A web application to check if a document contents are plagiarised with multiple options availaible based upon the requirements.
- run command "pip install -r requirements.txt"
- run command "python app.py" in the terminal
- Open python console and execute the below code
import nltk
nltk.download('all')
Note1 : Make sure that python 3.8+ is installed in your system. Also installing Anaconda is recommended, if you don’t have Anaconda installed yet, follow these steps provided on the Anaconda installation page.
- Get your API key and location to use the Microsoft translation API ( refer here)
- Create a .env file and write this code (replace "yourAPIkey" and "yourLocation" with the one that you obtained in step i.)
API_KEY=yourAPIkey
LOCATION=yourLocation
- Based on the requirements there are four approaches to this project.
- It searches online using web scarapper designed to utilize Bing serarch engine for some queries. Queries are extracted from the source txt/pdf/odt/docx file.
- First approach works on English extracted data.

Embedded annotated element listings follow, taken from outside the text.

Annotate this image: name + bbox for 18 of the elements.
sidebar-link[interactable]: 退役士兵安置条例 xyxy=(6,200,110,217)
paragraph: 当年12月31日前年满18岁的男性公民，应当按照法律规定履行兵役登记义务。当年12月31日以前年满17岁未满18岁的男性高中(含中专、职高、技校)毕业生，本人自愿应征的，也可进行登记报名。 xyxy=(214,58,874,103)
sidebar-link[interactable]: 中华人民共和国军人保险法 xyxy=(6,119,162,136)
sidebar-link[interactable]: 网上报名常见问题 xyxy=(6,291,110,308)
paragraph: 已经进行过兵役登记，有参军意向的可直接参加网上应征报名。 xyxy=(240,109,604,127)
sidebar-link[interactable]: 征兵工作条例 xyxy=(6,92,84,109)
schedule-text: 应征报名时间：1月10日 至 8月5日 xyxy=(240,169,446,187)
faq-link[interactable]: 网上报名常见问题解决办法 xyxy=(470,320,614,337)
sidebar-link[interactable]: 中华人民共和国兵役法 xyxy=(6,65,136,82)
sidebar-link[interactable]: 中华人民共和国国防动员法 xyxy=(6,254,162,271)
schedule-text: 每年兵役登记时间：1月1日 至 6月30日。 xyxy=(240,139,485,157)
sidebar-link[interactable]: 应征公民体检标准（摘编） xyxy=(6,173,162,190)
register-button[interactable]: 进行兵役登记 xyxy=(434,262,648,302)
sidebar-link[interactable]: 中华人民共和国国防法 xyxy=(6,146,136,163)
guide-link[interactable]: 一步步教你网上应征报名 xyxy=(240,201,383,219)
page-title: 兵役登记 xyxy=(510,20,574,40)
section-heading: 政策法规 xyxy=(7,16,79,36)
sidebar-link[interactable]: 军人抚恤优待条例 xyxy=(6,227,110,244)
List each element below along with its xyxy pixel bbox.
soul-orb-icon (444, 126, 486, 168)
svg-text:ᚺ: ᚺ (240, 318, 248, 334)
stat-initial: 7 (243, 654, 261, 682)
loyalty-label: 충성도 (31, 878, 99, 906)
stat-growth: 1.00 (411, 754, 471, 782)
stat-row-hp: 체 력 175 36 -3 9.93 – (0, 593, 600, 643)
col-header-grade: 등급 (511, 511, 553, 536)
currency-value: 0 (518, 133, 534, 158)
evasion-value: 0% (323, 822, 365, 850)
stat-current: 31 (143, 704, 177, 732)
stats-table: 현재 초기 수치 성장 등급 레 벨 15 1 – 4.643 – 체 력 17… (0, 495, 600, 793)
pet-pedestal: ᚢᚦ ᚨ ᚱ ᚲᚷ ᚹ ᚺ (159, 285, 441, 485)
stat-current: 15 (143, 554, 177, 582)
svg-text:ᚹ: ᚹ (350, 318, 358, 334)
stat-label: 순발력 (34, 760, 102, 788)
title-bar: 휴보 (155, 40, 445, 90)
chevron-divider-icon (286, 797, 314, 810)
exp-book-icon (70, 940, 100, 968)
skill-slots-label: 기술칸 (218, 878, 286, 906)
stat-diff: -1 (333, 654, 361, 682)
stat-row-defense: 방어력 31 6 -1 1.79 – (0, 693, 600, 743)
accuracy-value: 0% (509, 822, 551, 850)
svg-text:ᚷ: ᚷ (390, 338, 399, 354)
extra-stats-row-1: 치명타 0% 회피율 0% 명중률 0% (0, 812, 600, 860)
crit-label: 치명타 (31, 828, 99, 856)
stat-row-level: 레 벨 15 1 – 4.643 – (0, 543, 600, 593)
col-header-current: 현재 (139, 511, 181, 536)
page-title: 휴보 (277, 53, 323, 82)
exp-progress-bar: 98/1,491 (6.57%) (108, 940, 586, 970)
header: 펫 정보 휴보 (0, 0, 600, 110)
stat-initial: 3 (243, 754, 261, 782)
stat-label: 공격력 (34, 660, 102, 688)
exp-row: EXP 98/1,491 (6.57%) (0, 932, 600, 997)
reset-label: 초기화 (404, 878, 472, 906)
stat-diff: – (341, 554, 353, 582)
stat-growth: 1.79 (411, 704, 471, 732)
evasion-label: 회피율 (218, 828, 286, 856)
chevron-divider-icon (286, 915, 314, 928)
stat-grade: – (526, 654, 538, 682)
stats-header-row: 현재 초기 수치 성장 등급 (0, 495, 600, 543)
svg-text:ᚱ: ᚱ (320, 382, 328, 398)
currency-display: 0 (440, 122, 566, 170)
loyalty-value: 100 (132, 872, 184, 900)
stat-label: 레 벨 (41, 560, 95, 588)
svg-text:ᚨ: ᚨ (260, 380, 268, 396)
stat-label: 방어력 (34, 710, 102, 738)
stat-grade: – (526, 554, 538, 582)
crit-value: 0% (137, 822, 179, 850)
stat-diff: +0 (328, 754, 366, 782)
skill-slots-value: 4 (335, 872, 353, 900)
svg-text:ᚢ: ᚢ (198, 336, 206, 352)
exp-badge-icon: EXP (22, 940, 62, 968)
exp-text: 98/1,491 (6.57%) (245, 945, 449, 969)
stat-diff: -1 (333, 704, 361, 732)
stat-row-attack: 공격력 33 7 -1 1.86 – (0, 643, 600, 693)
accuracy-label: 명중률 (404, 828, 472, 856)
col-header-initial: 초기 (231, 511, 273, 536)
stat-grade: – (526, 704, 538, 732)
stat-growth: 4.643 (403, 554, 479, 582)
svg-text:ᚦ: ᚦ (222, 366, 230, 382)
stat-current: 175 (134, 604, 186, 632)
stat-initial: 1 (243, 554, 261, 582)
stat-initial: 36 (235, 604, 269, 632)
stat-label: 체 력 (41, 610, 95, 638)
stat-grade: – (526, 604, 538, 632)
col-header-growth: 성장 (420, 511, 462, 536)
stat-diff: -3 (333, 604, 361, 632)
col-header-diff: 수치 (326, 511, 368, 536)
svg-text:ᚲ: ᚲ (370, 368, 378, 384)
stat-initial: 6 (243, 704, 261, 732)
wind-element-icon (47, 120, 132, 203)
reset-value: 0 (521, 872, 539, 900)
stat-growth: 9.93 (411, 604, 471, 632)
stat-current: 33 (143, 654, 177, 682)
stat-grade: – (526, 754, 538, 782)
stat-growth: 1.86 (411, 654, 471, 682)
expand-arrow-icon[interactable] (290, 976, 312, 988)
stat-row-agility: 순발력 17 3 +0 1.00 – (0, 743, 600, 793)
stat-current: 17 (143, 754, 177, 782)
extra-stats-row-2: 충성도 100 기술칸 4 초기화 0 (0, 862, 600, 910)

- Second approach (Tranlated-Multilingual) works on text data translated to English using Microsoft Translator api and then translated data is fed to scrapper for match.
- Third approach works in a way extracted data is fed to a logic where synonyms are recoginized using NLTK Synset and then we replace the nouns and adjectives with its most commonly used synonym (obtained from NLTK brown corpus) after that matches are found using the same method.
- The fourth approach (Direct-Multilingual) directly looks for matches for the Multilingual data without any translation.
- Resulting URL, matched contents are checked for similarity with given text query.
- Finally the most probable sources are displayed on views with information showing plagiarised percentage and sentences.
- The project uses tika module to extract text from files.
- Other required libraries are:
- beautifulsoup4==4.10.0
- bs4==0.0.1
- certifi==2021.5.30
- charset-normalizer==2.0.6
- click==8.0.1
- colorama==0.4.4
- Flask==2.0.1
- idna==3.2
- itsdangerous==2.0.1
- Jinja2==3.0.1
- joblib==1.0.1
- MarkupSafe==2.0.1
- nltk==3.6.3
- python-dotenv==0.19.0
- regex==2021.8.28
- requests==2.26.0
- soupsieve==2.2.1
- tika==1.24
- tqdm==4.62.3
- urllib3==1.26.6
- Werkzeug==2.0.1
- Static/ : Contains views functionallity logics, script and styles.
- Templates/ : Contains html files for rendering on views.
- app.py : Main script file for running FLask application.
- modules.py : Consists of scrapper logic and required modules like tika logic for extracting text.